Stay active, but be smart.
Walking, bicycling, yard work. Even if it’s something you do year-round, move it to before 10 a.m. or after 4 p.m. when the sun’s rays are not at their strongest. Sunglasses, a broad-brimmed hat and sunscreen of at least 30 SPF are always good options to protect your skin from overexposure or sunburn. Having diabetes can increase your risk of fungal infections, so shoes, especially around pools, will help keep your toes dry and protected during the summer. Try this activity planning tool to help you track your summer physical exertions.
Be prepared for diabetes emergencies.
Remember: heat’s the enemy of medicines, glucose test kits and insulin devices. So, if you’re headed to an outside destination, pack equipment and supplies in a cooler or specially-designed cooling case. Everyone with diabetes should have a diabetes emergency plan and travel kit fully stocked and ready to go.
Monitor, monitor, monitor.
The safest way to monitor your blood sugars is to do it more often. This is particularly important if your activities, foods and routines see a summer change. Sitting still for hours cooped up in a car or on an airplane or tour bus. Snacking or eating out in restaurants more frequently. To make things easier, you might consider an all-in-one, on-the-go, disposable meter with built-in strips as a new summer travel companion. You can also ask your doctor about continuous glucose monitoring systems.
Be a problem solver.
If you’re outside and feeling dizzy, headachy or lightheaded, do you have a retreat plan where you can get cool and check your blood sugar? Being prepared and knowing your glucose level when away from home is what’s paramount here, no matter whether it’s your morning outing with the dog or a family hike in Big Bend National Park. Know the signs so you can recognize your lows and highs at a moment’s notice.

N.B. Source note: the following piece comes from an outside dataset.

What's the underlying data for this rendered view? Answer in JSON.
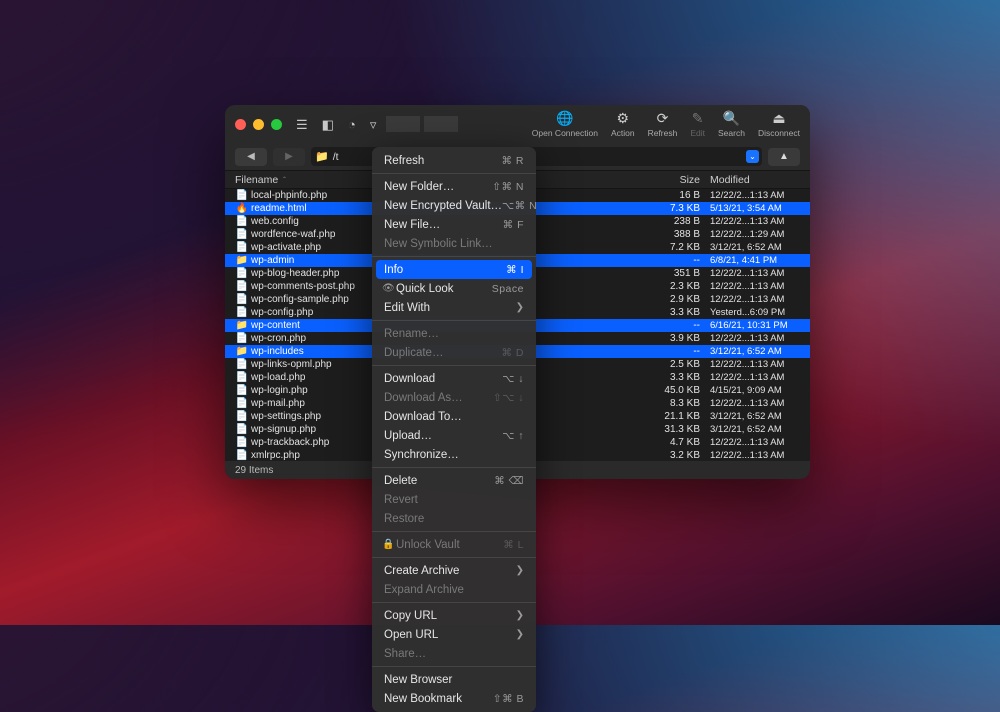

Keep stress from impacting your blood sugar.
This summer, relax, have fun — and consider adding a few new self-care tools to your current diabetes toolbox.

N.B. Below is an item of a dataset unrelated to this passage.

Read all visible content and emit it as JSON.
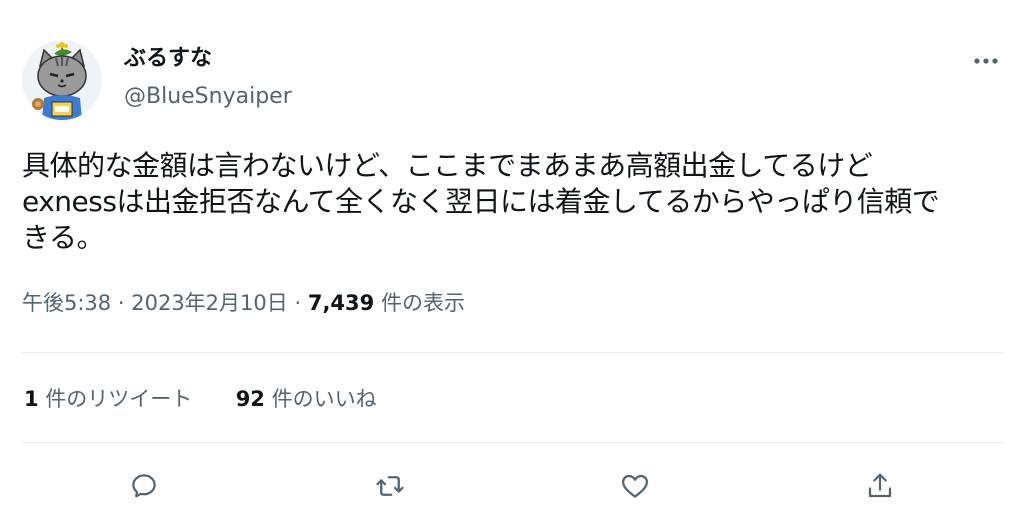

Stuck in a long summer line? Taking in a weekend of scary rides with your granddaughter at an amusement park? Negative or positive, stress is still stress, and studies show stress can cause your blood sugars to rise. Fortunately, mindfulness exercise tools (technically referred to as mindfulness-based cognitive therapy or MBCT) can help whenever you’re feeling a little overwhelmed. For example, try doing a body scan by shutting your eyes and mindfully thinking about relaxing each part of your body from top to bottom. Or, start a gratitude journal.
This summer, relax, have fun — and consider adding a few new self-care tools to your current diabetes toolbox. Talk to your doctor about more ways to stay healthy and beat the heat.